Many kids love a quick bowl of instant soup or tasty noodles, but these fast foods cause almost 10,000 scald burns in children each year in the United States, a new study estimates.
What’s more, researchers found that two out of every 10 scald burns that send kids to the ER are caused by microwavable instant soup spills.
“We suspect that, in terms of risk, parents may think things coming out of the microwave may be somewhat safer than things coming off the stove,” said study author Dr. Courtney Allen. She is a pediatric emergency medicine fellow at Emory University in Atlanta.
But since so many burns are caused by microwavable instant soup and noodles, “any school-age child consuming these products needs to be adequately supervised,” she said.
Dr. Michael Cooper, director of Staten Island University Hospital’s burn center in New York City, said the study mirrors what he often sees in practice.
“We do see instant soup and noodle burns with kids in this age group,” he said.
The good news is that most of the children were treated in the emergency room and then sent home, Cooper noted. Most didn’t have to stay in the hospital and they would likely heal in two weeks or less.

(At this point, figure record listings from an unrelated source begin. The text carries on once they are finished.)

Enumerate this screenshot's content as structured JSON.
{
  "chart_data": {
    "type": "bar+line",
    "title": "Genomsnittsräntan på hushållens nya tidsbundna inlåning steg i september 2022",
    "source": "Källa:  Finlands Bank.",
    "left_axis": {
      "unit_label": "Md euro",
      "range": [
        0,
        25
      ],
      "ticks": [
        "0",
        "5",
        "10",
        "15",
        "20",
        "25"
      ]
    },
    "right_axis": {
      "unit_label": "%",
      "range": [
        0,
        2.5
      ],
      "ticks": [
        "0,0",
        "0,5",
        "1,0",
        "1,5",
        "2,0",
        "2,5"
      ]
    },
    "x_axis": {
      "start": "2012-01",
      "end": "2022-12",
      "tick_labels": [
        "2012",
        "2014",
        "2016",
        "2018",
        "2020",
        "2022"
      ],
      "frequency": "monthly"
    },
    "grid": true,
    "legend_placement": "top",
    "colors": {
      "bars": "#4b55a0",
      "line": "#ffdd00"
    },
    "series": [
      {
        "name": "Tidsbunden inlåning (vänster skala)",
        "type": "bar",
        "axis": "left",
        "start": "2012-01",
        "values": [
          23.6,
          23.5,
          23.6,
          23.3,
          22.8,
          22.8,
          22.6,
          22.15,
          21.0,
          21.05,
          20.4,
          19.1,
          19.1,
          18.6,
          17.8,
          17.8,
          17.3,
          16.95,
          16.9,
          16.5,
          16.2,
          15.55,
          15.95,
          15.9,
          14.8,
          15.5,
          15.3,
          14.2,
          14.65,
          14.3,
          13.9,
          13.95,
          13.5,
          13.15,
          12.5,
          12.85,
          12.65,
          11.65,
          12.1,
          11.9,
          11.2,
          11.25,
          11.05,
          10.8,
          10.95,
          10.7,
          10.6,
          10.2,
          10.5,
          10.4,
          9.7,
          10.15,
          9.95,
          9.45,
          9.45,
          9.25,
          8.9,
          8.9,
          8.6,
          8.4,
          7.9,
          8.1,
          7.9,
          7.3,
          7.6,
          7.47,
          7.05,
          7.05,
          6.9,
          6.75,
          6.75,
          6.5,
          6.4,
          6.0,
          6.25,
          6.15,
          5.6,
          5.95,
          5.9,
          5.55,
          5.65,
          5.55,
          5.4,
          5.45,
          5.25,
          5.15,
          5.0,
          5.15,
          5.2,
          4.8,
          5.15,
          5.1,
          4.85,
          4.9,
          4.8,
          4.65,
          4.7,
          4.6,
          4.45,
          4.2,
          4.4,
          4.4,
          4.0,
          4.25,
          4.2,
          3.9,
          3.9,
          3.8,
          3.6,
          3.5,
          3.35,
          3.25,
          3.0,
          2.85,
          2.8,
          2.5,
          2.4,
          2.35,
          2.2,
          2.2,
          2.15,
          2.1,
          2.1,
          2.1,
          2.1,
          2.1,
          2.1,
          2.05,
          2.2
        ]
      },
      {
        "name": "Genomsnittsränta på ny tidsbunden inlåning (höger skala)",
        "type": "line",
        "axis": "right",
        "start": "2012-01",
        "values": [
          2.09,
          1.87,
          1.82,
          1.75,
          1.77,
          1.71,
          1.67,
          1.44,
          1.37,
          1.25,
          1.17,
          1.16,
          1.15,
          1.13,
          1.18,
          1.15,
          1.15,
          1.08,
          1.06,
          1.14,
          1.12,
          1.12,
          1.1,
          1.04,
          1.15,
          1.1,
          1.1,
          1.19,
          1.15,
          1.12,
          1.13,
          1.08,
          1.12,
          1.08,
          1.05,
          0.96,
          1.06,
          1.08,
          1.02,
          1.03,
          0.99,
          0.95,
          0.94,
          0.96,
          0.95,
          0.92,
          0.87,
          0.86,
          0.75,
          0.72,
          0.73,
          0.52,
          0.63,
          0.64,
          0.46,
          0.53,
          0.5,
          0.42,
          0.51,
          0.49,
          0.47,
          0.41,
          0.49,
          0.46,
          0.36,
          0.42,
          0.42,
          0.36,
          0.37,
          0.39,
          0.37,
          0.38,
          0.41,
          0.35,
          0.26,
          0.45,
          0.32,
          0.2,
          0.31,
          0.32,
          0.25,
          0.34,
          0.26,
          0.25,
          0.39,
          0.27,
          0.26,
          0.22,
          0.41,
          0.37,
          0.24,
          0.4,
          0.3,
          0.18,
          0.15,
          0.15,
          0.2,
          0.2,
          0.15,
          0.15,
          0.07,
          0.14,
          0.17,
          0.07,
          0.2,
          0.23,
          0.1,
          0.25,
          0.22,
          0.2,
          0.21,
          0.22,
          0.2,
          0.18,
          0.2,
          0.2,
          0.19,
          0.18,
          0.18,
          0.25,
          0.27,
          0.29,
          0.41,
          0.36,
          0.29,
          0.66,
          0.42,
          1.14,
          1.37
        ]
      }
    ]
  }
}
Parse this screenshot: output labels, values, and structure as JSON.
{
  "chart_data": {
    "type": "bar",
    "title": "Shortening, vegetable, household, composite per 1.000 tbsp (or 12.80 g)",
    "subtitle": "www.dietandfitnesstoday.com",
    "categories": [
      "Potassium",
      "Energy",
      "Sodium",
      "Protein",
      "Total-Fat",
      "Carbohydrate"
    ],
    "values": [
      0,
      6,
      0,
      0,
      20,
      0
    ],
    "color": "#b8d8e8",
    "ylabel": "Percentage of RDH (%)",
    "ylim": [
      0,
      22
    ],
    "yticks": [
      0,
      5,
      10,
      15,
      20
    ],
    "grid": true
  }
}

“These burns are painful, but most appear to be superficial,” he explained.
Cooper said the scenario he often sees is that the parent has heated the prepackaged container of soup and given it to the child. While eating, the child knocks it over and gets burned.
A simple solution might be taking the noodles or soup from the original container and transferring them to a bowl the child is accustomed to using, Cooper suggested. A bowl probably isn’t as tall as some of the instant-food containers.
For the study, the researchers reviewed data from the U.S. National Electronic Injury Surveillance System from 2006 to 2016. They looked for kids aged 4 to 12 with scald burns caused by microwavable instant soup, instant noodles, cups of soup, or water for making instant soup.
Scald burns associated with instant soups and noodles affected more than 9,500 children each year, the findings showed. The average age of a child with such a burn was 7 years old.
The most commonly burned site was the child’s torso—about 40 percent of burns occurred here.
Allen said the database didn’t specify whether kids had cooked the foods in the microwave themselves, or if parents or another caregiver had done so.
She added that injuries may occur when someone grabs a hot container from the microwave and flinches because it’s so hot, spilling it on themselves.
Allen also noted that instant noodles absorb the liquid during cooking. So if a child drops a container of noodles, the hot food may stick to the body.
Cooper said the study shows a need for more education of parents, grandparents and other caregivers. “People need to be more aware that these burns can happen,” he said.
The study is scheduled for presentation at an American Academy of Pediatrics meeting in Orlando. Research presented at meetings should be considered preliminary until published in a peer-reviewed journal.